1/8/2017


   La primera cruzada se produjo diez siglos atrás. Los cristianos rasgaron la tela del mapa europeo, del nordeste africano y del próximo Oriente, haciendo estallar una función de teatro gigantesca y alargada en cuanto a actitudes apasionadas, creencias, ferocidad, fenómenos “milagrosos” y un sinfín de guerras con el nombre de Dios por estandarte. Lo desgraciado del asunto es que esa violenta teatralidad avanzó demasiado durante la Edad Media. El reporterismo ficticio de Manuel Leguineche y la mano novelística de Mª Antonia Velasco nos narran que, a su paso, esa primera cruzada transformaba en real los ríos de sangre, las enfermedades, las hambrunas, la miseria que puede estirar al máximo la ambición y la locura de los hombres.




   ¿Al máximo? Me da a mí que no.
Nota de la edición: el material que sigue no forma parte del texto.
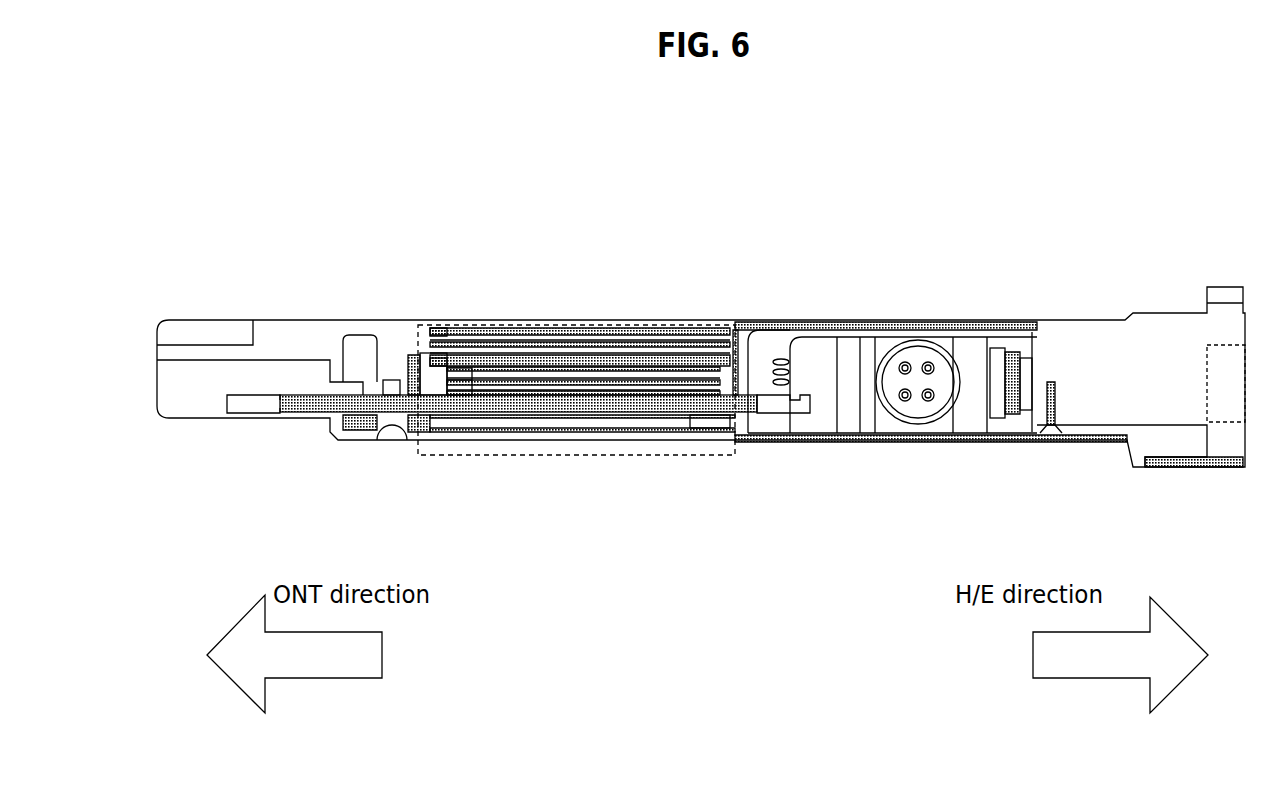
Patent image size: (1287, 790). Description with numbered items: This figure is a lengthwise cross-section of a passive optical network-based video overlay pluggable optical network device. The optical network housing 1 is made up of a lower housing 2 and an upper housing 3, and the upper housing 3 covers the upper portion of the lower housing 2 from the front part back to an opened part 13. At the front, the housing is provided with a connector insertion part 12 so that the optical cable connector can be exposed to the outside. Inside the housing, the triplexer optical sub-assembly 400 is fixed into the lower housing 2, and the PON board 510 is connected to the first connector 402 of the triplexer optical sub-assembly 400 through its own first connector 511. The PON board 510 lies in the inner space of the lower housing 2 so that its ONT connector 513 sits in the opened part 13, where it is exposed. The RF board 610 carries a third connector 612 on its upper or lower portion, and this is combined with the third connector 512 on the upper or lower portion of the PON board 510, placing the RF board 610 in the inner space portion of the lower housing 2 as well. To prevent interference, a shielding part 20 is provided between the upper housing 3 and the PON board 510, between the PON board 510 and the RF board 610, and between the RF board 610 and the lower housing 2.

The optical network housing 1 is at (1160, 265).
The lower housing 2 is at (1076, 348).
The upper housing 3 is at (903, 446).
The connector insertion part 12 is at (1222, 343).
The opened part 13 is at (210, 424).
The shielding part 20 is at (740, 323).
The triplexer optical sub-assembly 400 is at (898, 338).
The first connector 402 is at (781, 372).
The PON board 510 is at (614, 408).
The first connector 511 is at (784, 414).
The third connector 512 is at (450, 370).
The ONT connector 513 is at (258, 420).
The RF board 610 is at (516, 358).
The third connector 612 is at (438, 332).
El papa Urbano II invitó a la conquista de los Santos Lugares y, con el protagonismo de personajes como Tancredo, Godofredo, Balduino, Alejo, Raymundo, Bohemundo o Ademaro, durante nueve siglos miles de familias y soldados cristianos, un apabullante ejército popular, ocuparon Nicea, Antioquía, Edesa, Trípoli, Damasco… Y llegaron a Jerusalén al grito de “¡Dios lo quiere! ¡Matadlos a todos!”, dejando la ciudad completamente vacía de judíos y musulmanes.
   Las cruzadas se sustentan en la religión, en su repugnante mascarada.
   Pregunta retórica: ¿quién dudaría de que los fantasmas históricos del sultán Kilij Arslan, de los emires Yaghi-Siyan y Kerbogá, del gobernador Iftikar, del príncipe Ridwan o del visir Al-Afdal colorean hoy la bandera negra del Estado Islámico?